Screenshot source: Insight reportCurrently, used for TKI resistanceEGFR Sensitivity MutationIn the second-line therapy for NSCLC,A total of 4 ADCs in Phase III clinical trials or above, with targets mainly focused on TROP2 and HER3.。In December 2023, Daiichi Sankyo submitted HER3 ADC Depatuxizumab to the FAD.HER3-DXd) Marketing Application, Announced in June 2024 Due to Third-Party Manufacturer Inspection ResultsReceived a complete response letter.

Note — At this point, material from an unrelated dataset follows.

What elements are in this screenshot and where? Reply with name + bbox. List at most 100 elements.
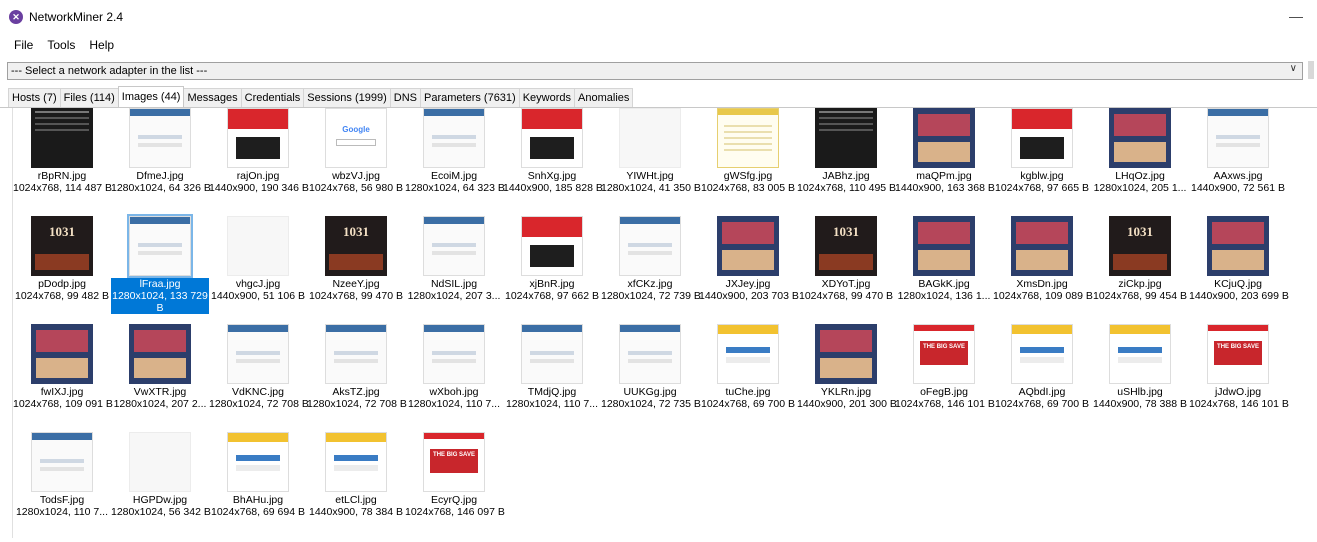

Screenshot source: Insight reportDaiichi Sankyo not only hasHER3-DXd, there is another TROP2 ADC, Dato-DXd (Datozumab Deruxtecan), which is Kelun's biggest competitor;From the existing clinical results, both Lucantusumab and Depatuxizumab have shown remarkable efficacy, with Lucantusumab being slightly superior.Approximately 50% of non-small cell lung cancers are adenocarcinomas, and the mutation frequency in lung adenocarcinoma is very high, reaching 40%-60%. In addition to EGFR mutations, ALK and HER2 mutations also account for a relatively high proportion in the Asian population.Currently, in the treatment landscape for advanced NSCLC, the largest number of approved and investigational treatment options target EGFR sensitizing mutations, with significant PFS benefits observed.The number of treatment options targeting HER2 mutations is relatively limited, and there is still room for improvement in clinical benefits.; KRAS G12C mutation, driver gene-negative NSCLC inTreatment PlanAlthough there are quite a few,But the relative efficacy also needs to be improved.。Screenshot source:Insight ReportTo learn about the competitive landscape of new drugs in other driver gene areas or driver gene-negative areas in the NSCLC field, you can download the Insight self-developed report.